Nuovo ospedale a Padova Est, Stefani: "Confronto senza preclusioni su eventuali aggiornamenti"

“Ci sono questioni su cui la politica e le istituzioni hanno il dovere di lavorare insieme, allo scopo di fornire alle richieste dei cittadini le migliori risposte possibili. La salute dei veneti è una di queste", dichiara il presidente della Regione del Veneto, Alberto Stefani.

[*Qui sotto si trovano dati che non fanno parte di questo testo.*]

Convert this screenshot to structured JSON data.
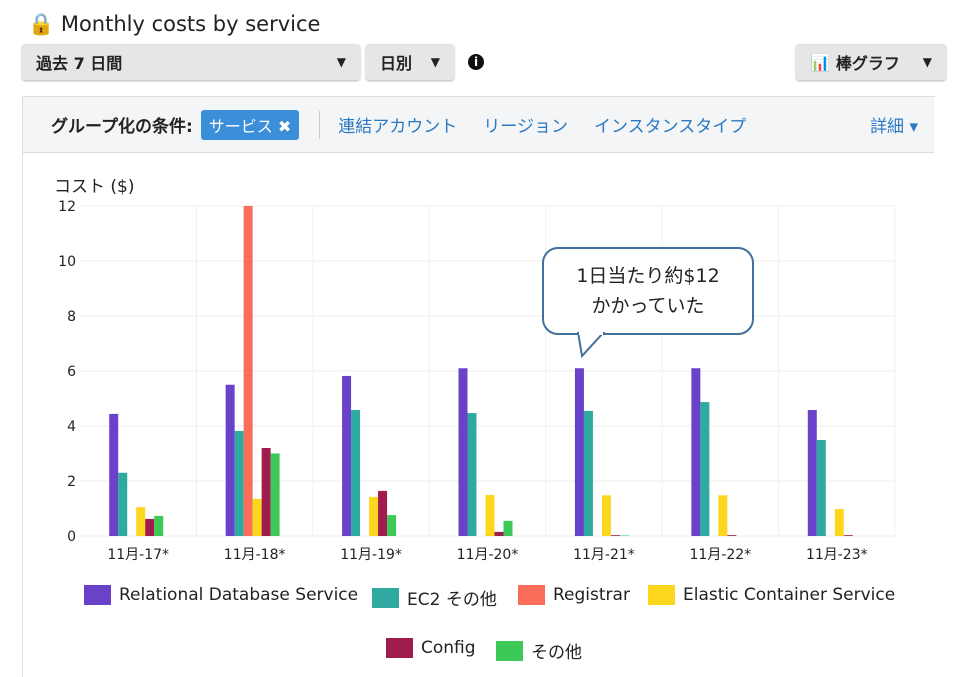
{
  "header": {
    "title": "Monthly costs by service",
    "range": "過去 7 日間",
    "granularity": "日別",
    "chart_type": "棒グラフ"
  },
  "group_by": {
    "label": "グループ化の条件:",
    "chip": "サービス",
    "options": [
      "連結アカウント",
      "リージョン",
      "インスタンスタイプ"
    ],
    "more": "詳細"
  },
  "callout": {
    "line1": "1日当たり約$12",
    "line2": "かかっていた"
  },
  "chart_data": {
    "type": "bar",
    "ylabel": "コスト ($)",
    "ylim": [
      0,
      12
    ],
    "yticks": [
      0,
      2,
      4,
      6,
      8,
      10,
      12
    ],
    "categories": [
      "11月-17*",
      "11月-18*",
      "11月-19*",
      "11月-20*",
      "11月-21*",
      "11月-22*",
      "11月-23*"
    ],
    "series": [
      {
        "name": "Relational Database Service",
        "color": "#6a42c9",
        "values": [
          4.44,
          5.5,
          5.82,
          6.1,
          6.1,
          6.1,
          4.58
        ]
      },
      {
        "name": "EC2 その他",
        "color": "#2eaaa0",
        "values": [
          2.3,
          3.82,
          4.58,
          4.47,
          4.55,
          4.87,
          3.49
        ]
      },
      {
        "name": "Registrar",
        "color": "#f96d5a",
        "values": [
          0,
          12,
          0,
          0,
          0,
          0,
          0
        ]
      },
      {
        "name": "Elastic Container Service",
        "color": "#fdd61e",
        "values": [
          1.05,
          1.35,
          1.42,
          1.49,
          1.48,
          1.48,
          0.98
        ]
      },
      {
        "name": "Config",
        "color": "#a01b4e",
        "values": [
          0.62,
          3.2,
          1.64,
          0.15,
          0.03,
          0.03,
          0.03
        ]
      },
      {
        "name": "その他",
        "color": "#3cc957",
        "values": [
          0.73,
          3.0,
          0.76,
          0.55,
          0.02,
          0,
          0
        ]
      }
    ],
    "legend": "bottom"
  }
}
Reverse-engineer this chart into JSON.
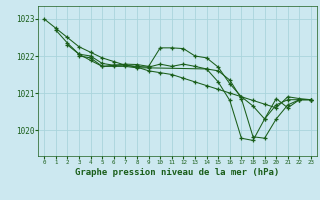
{
  "background_color": "#cce8f0",
  "grid_color": "#aad4dc",
  "line_color": "#1a5e1a",
  "title": "Graphe pression niveau de la mer (hPa)",
  "xlim": [
    -0.5,
    23.5
  ],
  "ylim": [
    1019.3,
    1023.35
  ],
  "yticks": [
    1020,
    1021,
    1022,
    1023
  ],
  "xticks": [
    0,
    1,
    2,
    3,
    4,
    5,
    6,
    7,
    8,
    9,
    10,
    11,
    12,
    13,
    14,
    15,
    16,
    17,
    18,
    19,
    20,
    21,
    22,
    23
  ],
  "series": [
    {
      "x": [
        0,
        1,
        2,
        3,
        4,
        5,
        6,
        7,
        8,
        9,
        10,
        11,
        12,
        13,
        14,
        15,
        16,
        17,
        18,
        19,
        20,
        21,
        22,
        23
      ],
      "y": [
        1023.0,
        1022.75,
        1022.5,
        1022.25,
        1022.1,
        1021.95,
        1021.85,
        1021.75,
        1021.7,
        1021.6,
        1021.55,
        1021.5,
        1021.4,
        1021.3,
        1021.2,
        1021.1,
        1021.0,
        1020.9,
        1020.8,
        1020.7,
        1020.6,
        1020.9,
        1020.85,
        1020.82
      ]
    },
    {
      "x": [
        1,
        2,
        3,
        4,
        5,
        6,
        7,
        8,
        9,
        10,
        11,
        12,
        13,
        14,
        15,
        16,
        17,
        18,
        19,
        20,
        21,
        22,
        23
      ],
      "y": [
        1022.7,
        1022.35,
        1022.05,
        1022.0,
        1021.8,
        1021.75,
        1021.78,
        1021.77,
        1021.72,
        1022.22,
        1022.22,
        1022.2,
        1022.0,
        1021.95,
        1021.7,
        1021.25,
        1020.9,
        1020.65,
        1020.3,
        1020.85,
        1020.6,
        1020.82,
        1020.82
      ]
    },
    {
      "x": [
        2,
        3,
        4,
        5,
        6,
        7,
        8,
        9,
        10,
        11,
        12,
        13,
        14,
        15,
        16,
        17,
        18,
        19,
        20,
        21,
        22,
        23
      ],
      "y": [
        1022.3,
        1022.05,
        1021.88,
        1021.72,
        1021.75,
        1021.75,
        1021.72,
        1021.7,
        1021.78,
        1021.72,
        1021.78,
        1021.72,
        1021.65,
        1021.6,
        1021.35,
        1020.85,
        1019.82,
        1019.78,
        1020.3,
        1020.68,
        1020.82,
        1020.82
      ]
    },
    {
      "x": [
        3,
        4,
        5,
        6,
        7,
        8,
        9,
        14,
        15,
        16,
        17,
        18,
        19,
        20,
        21,
        22,
        23
      ],
      "y": [
        1022.0,
        1021.95,
        1021.72,
        1021.72,
        1021.72,
        1021.68,
        1021.68,
        1021.65,
        1021.3,
        1020.8,
        1019.78,
        1019.72,
        1020.3,
        1020.68,
        1020.82,
        1020.82,
        1020.82
      ]
    }
  ]
}
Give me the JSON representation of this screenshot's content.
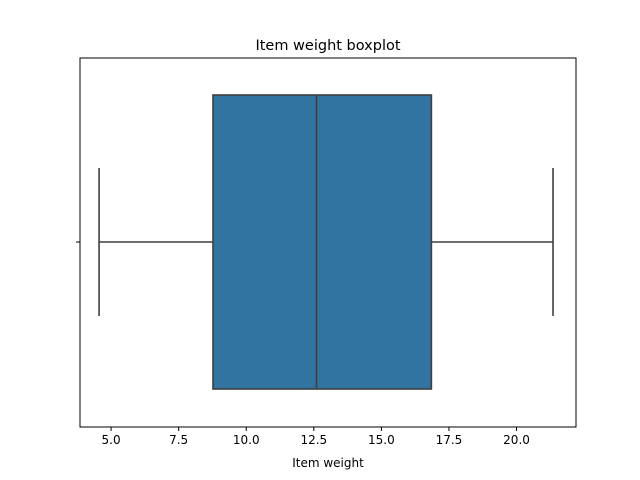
{
  "chart_data": {
    "type": "boxplot",
    "title": "Item weight boxplot",
    "xlabel": "Item weight",
    "ylabel": "",
    "orientation": "horizontal",
    "xlim": [
      3.85,
      22.2
    ],
    "x_ticks": [
      5.0,
      7.5,
      10.0,
      12.5,
      15.0,
      17.5,
      20.0
    ],
    "x_tick_labels": [
      "5.0",
      "7.5",
      "10.0",
      "12.5",
      "15.0",
      "17.5",
      "20.0"
    ],
    "grid": false,
    "box": {
      "whisker_low": 4.555,
      "q1": 8.77,
      "median": 12.6,
      "q3": 16.85,
      "whisker_high": 21.35
    },
    "colors": {
      "box_fill": "#3274a1",
      "line": "#3f3f3f",
      "axes": "#000000"
    }
  }
}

"Sono in contatto con la magnifica rettrice dell’Università di Padova, professoressa Daniela Mapelli. Insieme a lei ho apprezzato l’opportunità di convocare un tavolo, con il sindaco Sergio Giordani, sul nuovo ospedale. L’obiettivo è semplice: condividere le ultime tappe del lungo percorso, intrapreso decenni orsono, verso la realizzazione di un polo di eccellenza sanitaria a Padova. Il nuovo ospedale - chiarisce - sarà realizzato nell’area individuata a Padova est, come previsto dal cronoprogramma, dalle intese preliminari e dai progetti, ma senza preclusioni sull’eventuale aggiornamento di alcuni particolari dell’opera alle esigenze dell’utenza, degli operatori sanitari e dei ricercatori, all’unico scopo di renderlo pienamente un riferimento nazionale. È evidente a tutti - insiste Stefani - che anche solo pochi anni fa, quando l’iter realizzativo è iniziato, non potevano essere previsti gli effetti che l’intelligenza artificiale, il covid, la cronicizzazione di molte patologie e l’aumento dell’età media della popolazione avrebbero avuto sulla nostra società e quindi anche sul sistema sanitario. Contemporaneamente, tuttavia, è intenzione della Regione - conclude Stefani - salvaguardare e valorizzare gli altri due plessi cittadini: sia il Giustinianeo sia il Sant’Antonio”.